Taking another step toward responsible long-term environmental management, the Massachusetts State Senate passed S.2196, a bill to establish a comprehensive adaptation management action plan (CAMP) in response to climate change.
A comprehensive adaptation management action plan would be established through a collaboration led by the Secretary of Energy and Environmental Affairs and the Secretary of Public Safety and Security. The plan would codify for the Baker Administration and all future administrations the goals, priorities, and principles for resiliency, preservation, protection, restoration, and enhancement of the Commonwealth’s built and natural infrastructure, based on data around existing and projected climate change impacts including temperature changes, drought, inland flooding, and sea level rise. The plan would go into effect in 2018 with an update every five years.

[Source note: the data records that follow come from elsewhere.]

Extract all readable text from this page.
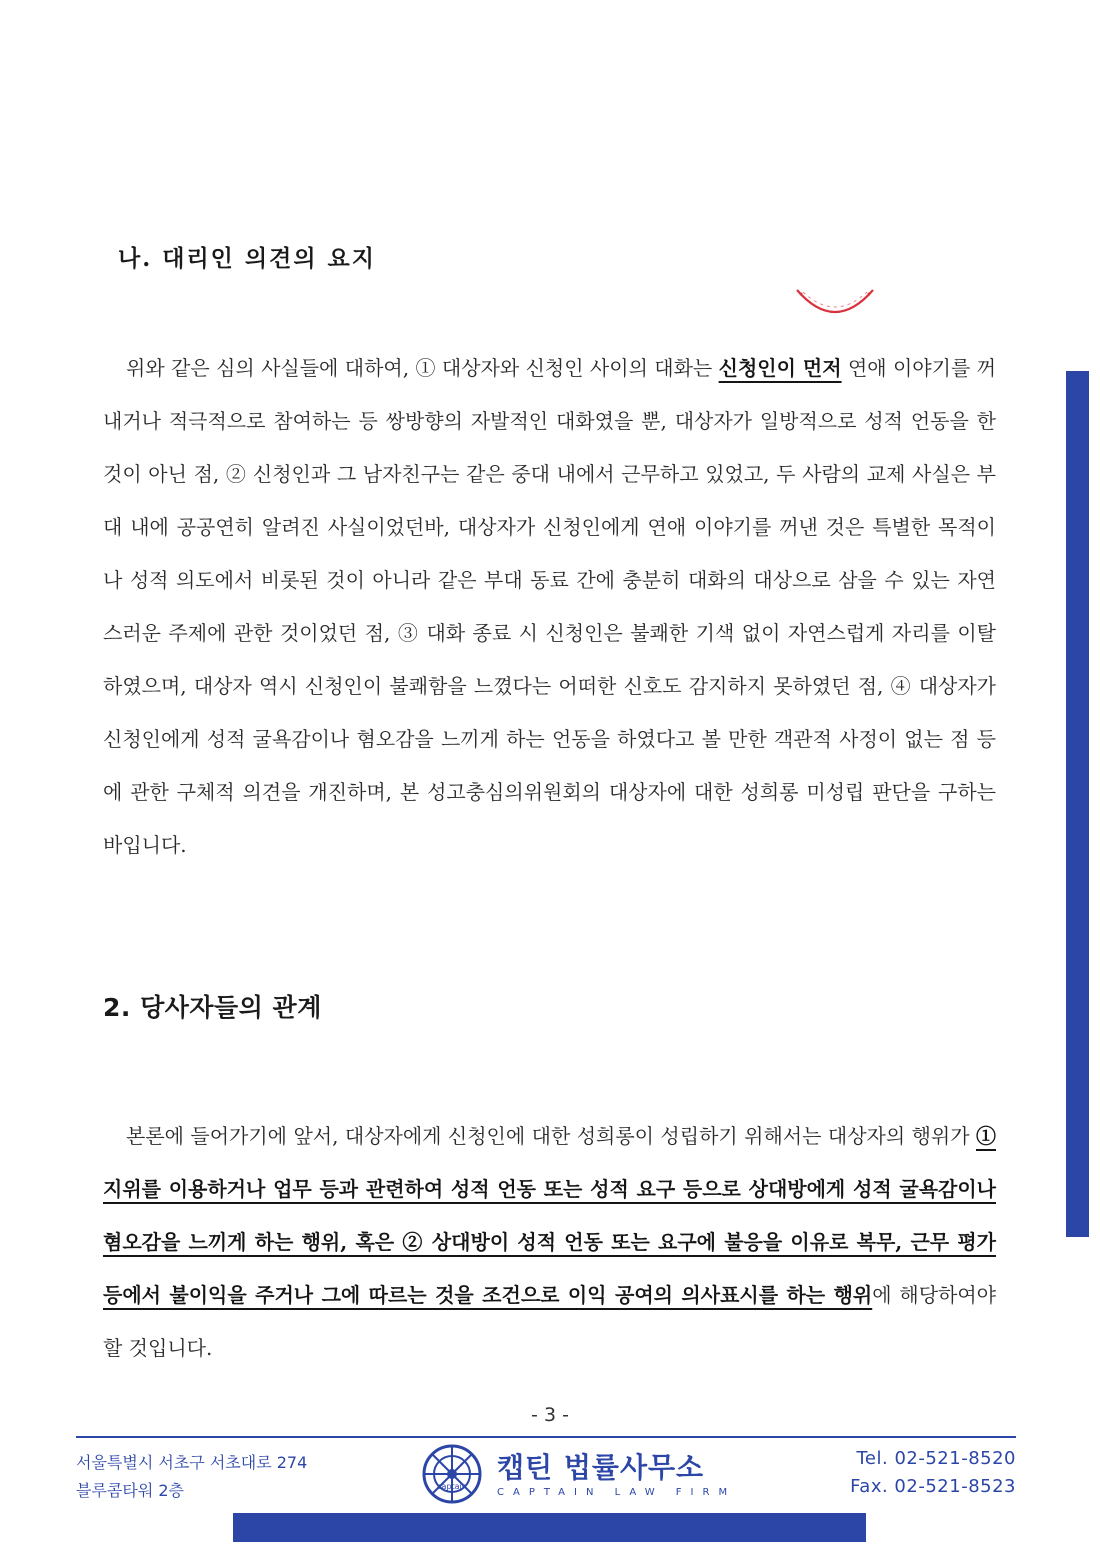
나. 대리인 의견의 요지
위와 같은 심의 사실들에 대하여, ① 대상자와 신청인 사이의 대화는 신청인이 먼저 연애 이야기를 꺼내거나 적극적으로 참여하는 등 쌍방향의 자발적인 대화였을 뿐, 대상자가 일방적으로 성적 언동을 한 것이 아닌 점, ② 신청인과 그 남자친구는 같은 중대 내에서 근무하고 있었고, 두 사람의 교제 사실은 부대 내에 공공연히 알려진 사실이었던바, 대상자가 신청인에게 연애 이야기를 꺼낸 것은 특별한 목적이나 성적 의도에서 비롯된 것이 아니라 같은 부대 동료 간에 충분히 대화의 대상으로 삼을 수 있는 자연스러운 주제에 관한 것이었던 점, ③ 대화 종료 시 신청인은 불쾌한 기색 없이 자연스럽게 자리를 이탈하였으며, 대상자 역시 신청인이 불쾌함을 느꼈다는 어떠한 신호도 감지하지 못하였던 점, ④ 대상자가 신청인에게 성적 굴욕감이나 혐오감을 느끼게 하는 언동을 하였다고 볼 만한 객관적 사정이 없는 점 등에 관한 구체적 의견을 개진하며, 본 성고충심의위원회의 대상자에 대한 성희롱 미성립 판단을 구하는 바입니다.
2. 당사자들의 관계
본론에 들어가기에 앞서, 대상자에게 신청인에 대한 성희롱이 성립하기 위해서는 대상자의 행위가 ① 지위를 이용하거나 업무 등과 관련하여 성적 언동 또는 성적 요구 등으로 상대방에게 성적 굴욕감이나 혐오감을 느끼게 하는 행위, 혹은 ② 상대방이 성적 언동 또는 요구에 불응을 이유로 복무, 근무 평가 등에서 불이익을 주거나 그에 따르는 것을 조건으로 이익 공여의 의사표시를 하는 행위에 해당하여야 할 것입니다.
- 3 -
서울특별시 서초구 서초대로 274
블루콤타워 2층	captain
캡틴 법률사무소
CAPTAIN LAW FIRM
Tel. 02-521-8520
Fax. 02-521-8523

“The science behind climate change is well-established; but, while climate deniers slow responsible action to address climate change, our climate features more and more extreme weather incidents,” said Senator Jason Lewis. “This legislation will empower our state government to be better prepared to address the challenges of an environmental future affected by climate change.”
Through the legislation, a CAMP Advisory Commission would be established through the Executive Office of Energy and Environmental Affairs and the Executive Office of Public Safety and Security. The committee would be charged with producing a report that documents the preparedness and vulnerabilities in the Commonwealth’s emergency response, energy, transportation, communications, health, and other systems. The group would also put forth a proposal that establishes and commits to sound management practices while compiling data on existing and projected sea-level rise using the best available science.
The legislation also establishes a regional, comprehensive climate change adaptation management plan grant program to aid in the development of regional adaptation plans. The program consists of financial assistance to municipalities for the development and implementation of comprehensive cost-effective adaptation management plans; technical planning guidance for adaptive municipalities through climate vulnerability assessments and adaptation strategy development; and, development of a definition of impacts by supporting municipalities conducting climate vulnerability assessments. The grants shall be used to advance efforts to adapt land use, zoning, infrastructure, policies, and programs to reduce the vulnerability of the built and natural environment to changing environmental conditions that are a result of climate change. The secretary of energy and environmental affairs shall also develop and implement an outreach and education program about climate change and its effects in low-income and urban areas.
The bill also creates a coastal buy-back program authorizing the Executive Office of Energy and Environmental Affairs to acquire, by voluntary purchase, property abutting areas subject to tides or barrier beaches or located in velocity zones of flood plain areas that contain structures repeatedly damaged by severe weather. Prior to the acquisition of land under this section, the executive office shall, after consultation with the municipality in which the land is located, develop a conservation and recreation management plan and a coastal erosion mitigation and management plan.
The bill now goes to the House of Representatives for consideration.